Bubble Gum
“Na, mau?” ucapnya sembari menyodorkan kepadaku sebuah permen karet. Namanya Zidane, sahabatku dari kecil.
“Gila kali gua nolak penawaran langka ini. by the way ya Ji, masih inget ga lu sama pertemuan pertama kita?” Zidane mencoba untuk memikir, mengingat kembali kejadian saat itu dan kami terbawa kembali di masa itu.
Sebelas tahun yang lalu
[ Zidane POV ] Saat itu aku tengah berumur kira-kira delapan tahun. Tengah menikmati udara sore yang sangat sejuk setelah terguyur hujan kurang lebih satu jam lebih. Tanganku memegang sebuah penangkap capung dan mulutku tengah asyik mengunyah sebuah permen karet yang setiap kali aku meniupnya akan menciptakan sebuah balon berwarna merah muda yang indah.
Namun di tengah perjalananku menuju ke kali untuk menangkap capung, aku melihat seorang gadis sedang terduduk di bawah pohon besar, mengenakan sebuah baju berwarna putih dan ketika aku mengahmpirinya ia tengah menangis.
“Eum ... permisi, k-kamu mau permen?” ucapku sembari menyodorkan premen karet yang aku kantongi tadi. Gaadis itu tersadar dan ia menatapku malu.
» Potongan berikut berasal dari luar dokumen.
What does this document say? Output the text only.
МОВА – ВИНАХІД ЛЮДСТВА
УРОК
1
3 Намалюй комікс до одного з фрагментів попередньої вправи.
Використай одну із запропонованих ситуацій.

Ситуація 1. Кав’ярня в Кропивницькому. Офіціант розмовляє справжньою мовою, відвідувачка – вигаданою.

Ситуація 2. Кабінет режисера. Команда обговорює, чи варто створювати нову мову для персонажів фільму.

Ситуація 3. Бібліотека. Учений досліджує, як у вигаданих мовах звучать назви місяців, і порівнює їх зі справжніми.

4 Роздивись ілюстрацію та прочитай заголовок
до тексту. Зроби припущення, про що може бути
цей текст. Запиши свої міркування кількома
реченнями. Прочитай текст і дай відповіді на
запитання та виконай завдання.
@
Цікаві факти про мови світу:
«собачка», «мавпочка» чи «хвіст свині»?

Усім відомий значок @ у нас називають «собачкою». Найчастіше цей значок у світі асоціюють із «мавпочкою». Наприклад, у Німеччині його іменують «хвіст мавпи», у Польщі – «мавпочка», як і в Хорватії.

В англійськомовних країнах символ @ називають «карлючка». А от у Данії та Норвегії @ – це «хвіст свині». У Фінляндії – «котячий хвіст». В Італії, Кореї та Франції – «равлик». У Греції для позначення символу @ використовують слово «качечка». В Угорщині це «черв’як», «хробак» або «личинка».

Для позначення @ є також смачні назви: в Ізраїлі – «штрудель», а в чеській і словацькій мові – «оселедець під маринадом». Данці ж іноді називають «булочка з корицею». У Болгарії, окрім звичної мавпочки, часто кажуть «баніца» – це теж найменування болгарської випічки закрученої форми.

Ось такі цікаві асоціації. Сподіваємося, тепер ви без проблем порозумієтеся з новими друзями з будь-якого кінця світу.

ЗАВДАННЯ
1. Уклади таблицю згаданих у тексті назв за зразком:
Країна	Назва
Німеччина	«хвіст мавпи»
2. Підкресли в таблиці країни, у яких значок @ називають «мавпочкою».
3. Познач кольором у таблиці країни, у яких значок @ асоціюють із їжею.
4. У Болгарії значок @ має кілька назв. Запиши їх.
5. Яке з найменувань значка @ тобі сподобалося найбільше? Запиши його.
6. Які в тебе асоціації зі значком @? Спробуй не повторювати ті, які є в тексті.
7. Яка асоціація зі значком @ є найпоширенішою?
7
Ia menerima permen karet itu dan mengunyahnya, sedangkan aku mengurungkan niatku untuk pergi berburu capung dan memilih untuk menemani gadis itu berbicara dan bercerita tentang dirinya.
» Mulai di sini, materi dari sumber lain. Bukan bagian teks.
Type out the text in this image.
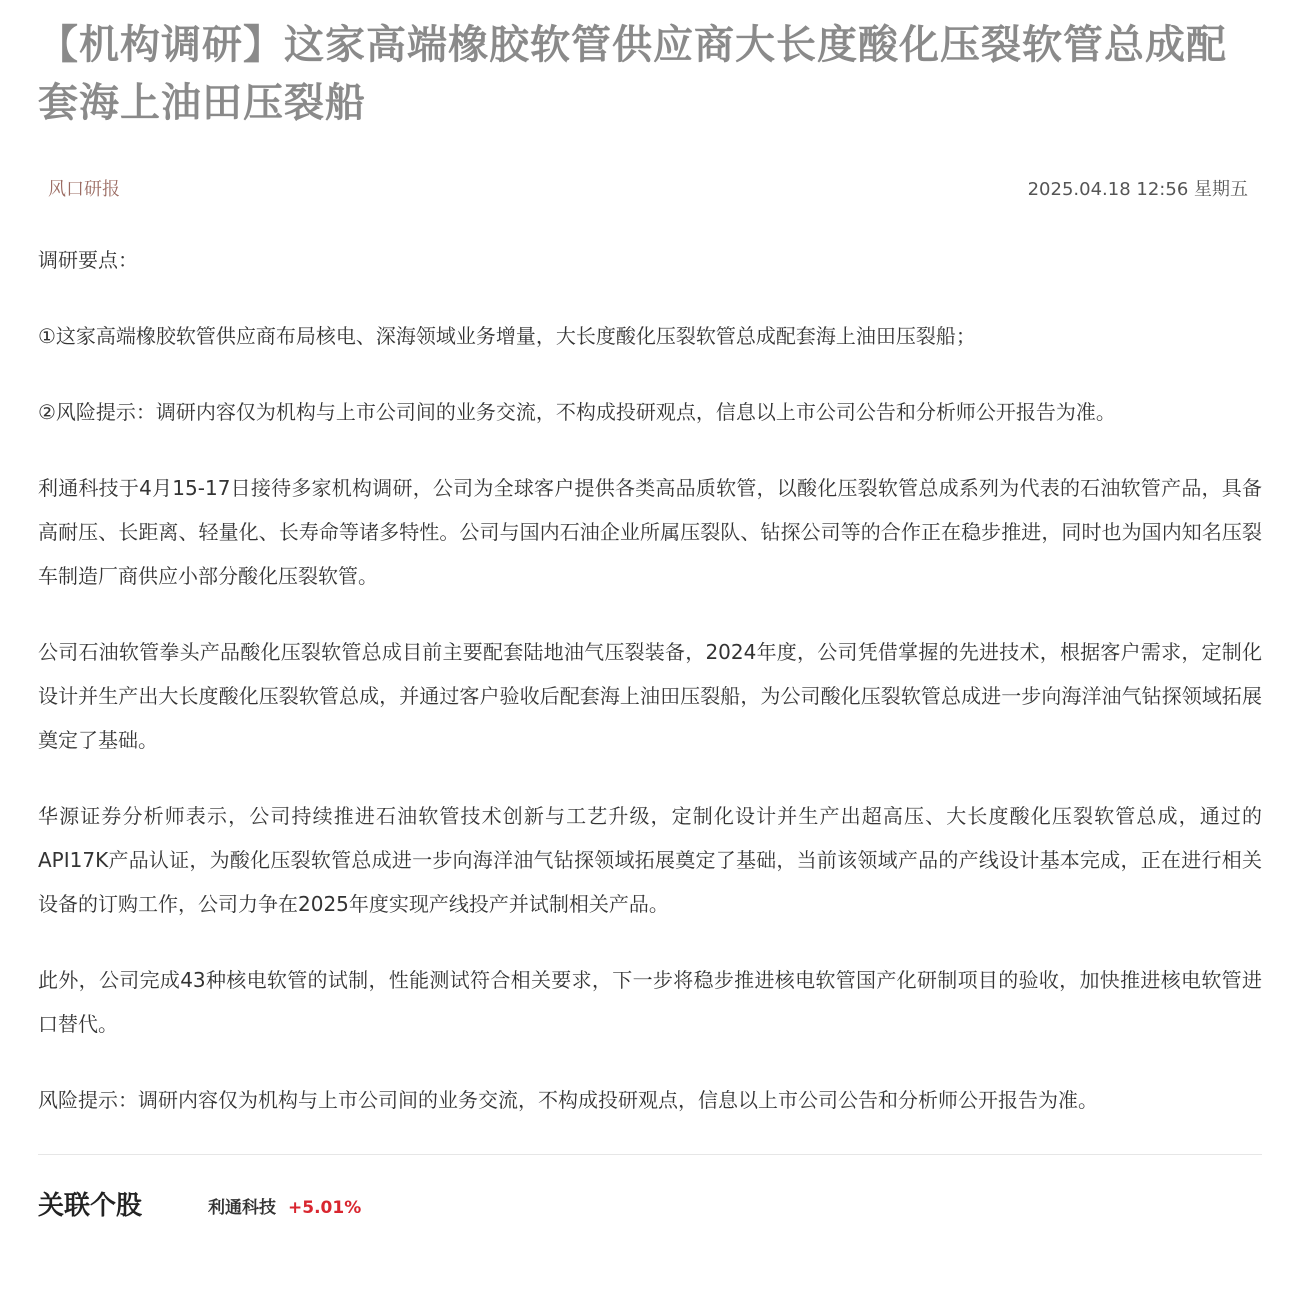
【机构调研】这家高端橡胶软管供应商大长度酸化压裂软管总成配套海上油田压裂船
风口研报	2025.04.18 12:56 星期五

调研要点：

①这家高端橡胶软管供应商布局核电、深海领域业务增量，大长度酸化压裂软管总成配套海上油田压裂船；

②风险提示：调研内容仅为机构与上市公司间的业务交流，不构成投研观点，信息以上市公司公告和分析师公开报告为准。

利通科技于4月15-17日接待多家机构调研，公司为全球客户提供各类高品质软管，以酸化压裂软管总成系列为代表的石油软管产品，具备高耐压、长距离、轻量化、长寿命等诸多特性。公司与国内石油企业所属压裂队、钻探公司等的合作正在稳步推进，同时也为国内知名压裂车制造厂商供应小部分酸化压裂软管。

公司石油软管拳头产品酸化压裂软管总成目前主要配套陆地油气压裂装备，2024年度，公司凭借掌握的先进技术，根据客户需求，定制化设计并生产出大长度酸化压裂软管总成，并通过客户验收后配套海上油田压裂船，为公司酸化压裂软管总成进一步向海洋油气钻探领域拓展奠定了基础。

华源证券分析师表示，公司持续推进石油软管技术创新与工艺升级，定制化设计并生产出超高压、大长度酸化压裂软管总成，通过的API17K产品认证，为酸化压裂软管总成进一步向海洋油气钻探领域拓展奠定了基础，当前该领域产品的产线设计基本完成，正在进行相关设备的订购工作，公司力争在2025年度实现产线投产并试制相关产品。

此外，公司完成43种核电软管的试制，性能测试符合相关要求，下一步将稳步推进核电软管国产化研制项目的验收，加快推进核电软管进口替代。

风险提示：调研内容仅为机构与上市公司间的业务交流，不构成投研观点，信息以上市公司公告和分析师公开报告为准。

关联个股	利通科技 +5.01%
Namanya Na, dia gadis yang baru saja melarikan diri dari rumah barunya atas perintah sang Bunda. Katanya sih akibat sang ayah datang dan hendak mengajaknya pergi ke Jerman. Aneh bukan? Tapi aku tidak tahu bahwa sang Ayah akan membawanya pergi dari sang Bunda. Ia tidak tahu mau kemana dan akhirnya memilih untuk duduk di sini lalu menangis karena memikirkan keadaan Bundanya.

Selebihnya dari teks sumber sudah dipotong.